A Current Stress Reduction Method for Modular Magnetic-Coupled Converter (MMCC) in Medium-Voltage Motor Drives

The modular magnetic-coupled converter (MMCC) greatly reduces the volume of the transformers and dc capacitors in medium-voltage motor drives. It consists of numerous power modules, each of which integrates several H-bridges and an intermediate DC-DC stage. The DC-DC stage utilizes six half-bridges jointly connected to the multi-winding high-frequency transformer via LC resonant tanks. This structure provides the hardware channel for the fluctuating power spontaneous cancellation. However, this feature leads to high current stress issues in the DC-DC stage.
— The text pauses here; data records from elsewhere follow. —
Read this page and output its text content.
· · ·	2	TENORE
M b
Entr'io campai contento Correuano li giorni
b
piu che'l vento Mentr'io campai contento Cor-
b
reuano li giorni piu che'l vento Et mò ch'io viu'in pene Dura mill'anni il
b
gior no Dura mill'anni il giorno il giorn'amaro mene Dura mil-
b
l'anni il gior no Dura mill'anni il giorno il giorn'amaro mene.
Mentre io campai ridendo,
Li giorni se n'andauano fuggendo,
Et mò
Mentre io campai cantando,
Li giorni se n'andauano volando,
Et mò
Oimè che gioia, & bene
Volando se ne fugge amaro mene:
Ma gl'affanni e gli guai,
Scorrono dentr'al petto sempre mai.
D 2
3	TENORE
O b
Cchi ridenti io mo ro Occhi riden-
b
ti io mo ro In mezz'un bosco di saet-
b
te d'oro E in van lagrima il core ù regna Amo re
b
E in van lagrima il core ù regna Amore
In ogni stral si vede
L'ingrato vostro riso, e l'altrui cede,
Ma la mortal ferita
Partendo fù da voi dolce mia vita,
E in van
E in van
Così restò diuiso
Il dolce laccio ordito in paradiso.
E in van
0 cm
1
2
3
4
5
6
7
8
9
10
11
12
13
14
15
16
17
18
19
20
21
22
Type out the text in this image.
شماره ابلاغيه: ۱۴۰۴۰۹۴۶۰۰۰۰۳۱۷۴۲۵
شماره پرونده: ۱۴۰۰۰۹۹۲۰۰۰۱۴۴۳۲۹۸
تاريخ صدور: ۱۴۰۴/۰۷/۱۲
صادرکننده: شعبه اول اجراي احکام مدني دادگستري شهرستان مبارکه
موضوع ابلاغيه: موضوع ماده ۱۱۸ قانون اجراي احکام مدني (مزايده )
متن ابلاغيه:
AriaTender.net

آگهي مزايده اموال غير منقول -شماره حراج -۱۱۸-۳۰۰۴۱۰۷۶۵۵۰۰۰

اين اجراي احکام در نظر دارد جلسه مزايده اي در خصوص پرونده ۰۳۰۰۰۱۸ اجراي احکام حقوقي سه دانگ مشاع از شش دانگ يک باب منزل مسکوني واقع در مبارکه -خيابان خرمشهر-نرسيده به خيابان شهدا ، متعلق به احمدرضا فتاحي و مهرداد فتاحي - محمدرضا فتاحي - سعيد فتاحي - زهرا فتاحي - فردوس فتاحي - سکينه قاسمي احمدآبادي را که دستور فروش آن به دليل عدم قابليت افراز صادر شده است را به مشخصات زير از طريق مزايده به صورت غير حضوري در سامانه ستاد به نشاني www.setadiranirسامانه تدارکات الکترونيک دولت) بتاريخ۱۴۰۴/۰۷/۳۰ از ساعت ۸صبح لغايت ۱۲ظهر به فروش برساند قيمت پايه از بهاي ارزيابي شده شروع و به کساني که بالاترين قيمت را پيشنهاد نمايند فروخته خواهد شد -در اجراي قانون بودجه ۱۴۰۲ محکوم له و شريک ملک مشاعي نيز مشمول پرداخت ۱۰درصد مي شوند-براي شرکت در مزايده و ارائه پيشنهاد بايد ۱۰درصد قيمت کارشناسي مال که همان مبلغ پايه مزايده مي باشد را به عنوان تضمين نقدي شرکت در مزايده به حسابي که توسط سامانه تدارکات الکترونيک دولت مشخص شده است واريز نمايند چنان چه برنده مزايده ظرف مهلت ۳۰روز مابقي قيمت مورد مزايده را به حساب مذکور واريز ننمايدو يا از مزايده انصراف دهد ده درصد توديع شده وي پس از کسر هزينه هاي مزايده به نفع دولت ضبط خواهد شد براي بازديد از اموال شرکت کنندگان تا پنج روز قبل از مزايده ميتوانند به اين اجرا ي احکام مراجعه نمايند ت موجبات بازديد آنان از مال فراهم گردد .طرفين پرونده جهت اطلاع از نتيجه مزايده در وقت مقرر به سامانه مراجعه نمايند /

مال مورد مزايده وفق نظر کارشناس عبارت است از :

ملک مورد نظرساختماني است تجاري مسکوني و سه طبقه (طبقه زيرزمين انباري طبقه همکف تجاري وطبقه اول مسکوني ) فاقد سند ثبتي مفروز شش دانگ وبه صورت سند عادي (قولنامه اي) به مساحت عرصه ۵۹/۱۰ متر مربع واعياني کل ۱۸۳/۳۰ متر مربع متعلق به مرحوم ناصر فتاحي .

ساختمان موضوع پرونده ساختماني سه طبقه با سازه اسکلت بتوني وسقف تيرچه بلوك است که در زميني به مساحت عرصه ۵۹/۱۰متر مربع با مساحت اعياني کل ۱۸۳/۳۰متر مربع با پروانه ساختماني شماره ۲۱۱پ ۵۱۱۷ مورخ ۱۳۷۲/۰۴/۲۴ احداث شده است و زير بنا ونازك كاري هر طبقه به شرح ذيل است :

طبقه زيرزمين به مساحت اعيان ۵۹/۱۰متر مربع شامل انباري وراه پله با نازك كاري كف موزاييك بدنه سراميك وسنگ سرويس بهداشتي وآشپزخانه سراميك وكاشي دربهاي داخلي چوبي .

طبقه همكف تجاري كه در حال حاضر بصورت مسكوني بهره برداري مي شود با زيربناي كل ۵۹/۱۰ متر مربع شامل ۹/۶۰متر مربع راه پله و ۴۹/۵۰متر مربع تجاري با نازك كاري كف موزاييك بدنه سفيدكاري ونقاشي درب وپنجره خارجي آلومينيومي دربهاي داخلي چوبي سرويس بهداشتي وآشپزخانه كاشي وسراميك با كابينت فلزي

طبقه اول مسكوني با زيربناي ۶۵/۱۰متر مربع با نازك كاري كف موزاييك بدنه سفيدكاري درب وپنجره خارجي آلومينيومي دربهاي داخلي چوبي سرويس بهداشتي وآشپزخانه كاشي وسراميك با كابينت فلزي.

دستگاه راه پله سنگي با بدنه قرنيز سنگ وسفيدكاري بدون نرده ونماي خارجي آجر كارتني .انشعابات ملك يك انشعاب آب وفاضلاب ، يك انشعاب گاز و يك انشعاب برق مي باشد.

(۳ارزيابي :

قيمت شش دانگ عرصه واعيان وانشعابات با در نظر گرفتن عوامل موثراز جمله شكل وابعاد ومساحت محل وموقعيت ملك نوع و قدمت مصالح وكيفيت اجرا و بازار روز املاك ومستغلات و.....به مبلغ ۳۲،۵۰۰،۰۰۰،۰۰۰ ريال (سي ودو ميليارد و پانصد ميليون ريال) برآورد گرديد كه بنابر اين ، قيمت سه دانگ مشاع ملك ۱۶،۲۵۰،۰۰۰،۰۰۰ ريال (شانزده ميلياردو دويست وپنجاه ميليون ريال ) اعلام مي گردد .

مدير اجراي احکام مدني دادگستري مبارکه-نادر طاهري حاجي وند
To address this problem, this article proposes a novel current stress reduction method for MMCC. It utilizes the converter apparent power to regulate the grid-side half-bridges in the DC-DC stage for proper power transmission. Meanwhile, the grid-side channel impedances in the DC-DC stage are intentionally designed to differ from the original ones. The double-line-frequency power fluctuations from the grid-side H-bridges are barely transferred to the DC-DC stage, whereas those from the motor-side H-bridges still cancel each other out in the multi-winding transformer. Compared to the conventional MMCC, the proposed software method reduces the current stress of the grid-side half-bridges by more than 47%. Moreover, the total switching device cost is lowered by 25%, and the converter cost is reduced by more than 15%. The feasibility of the proposal is verified by simulations and experiments.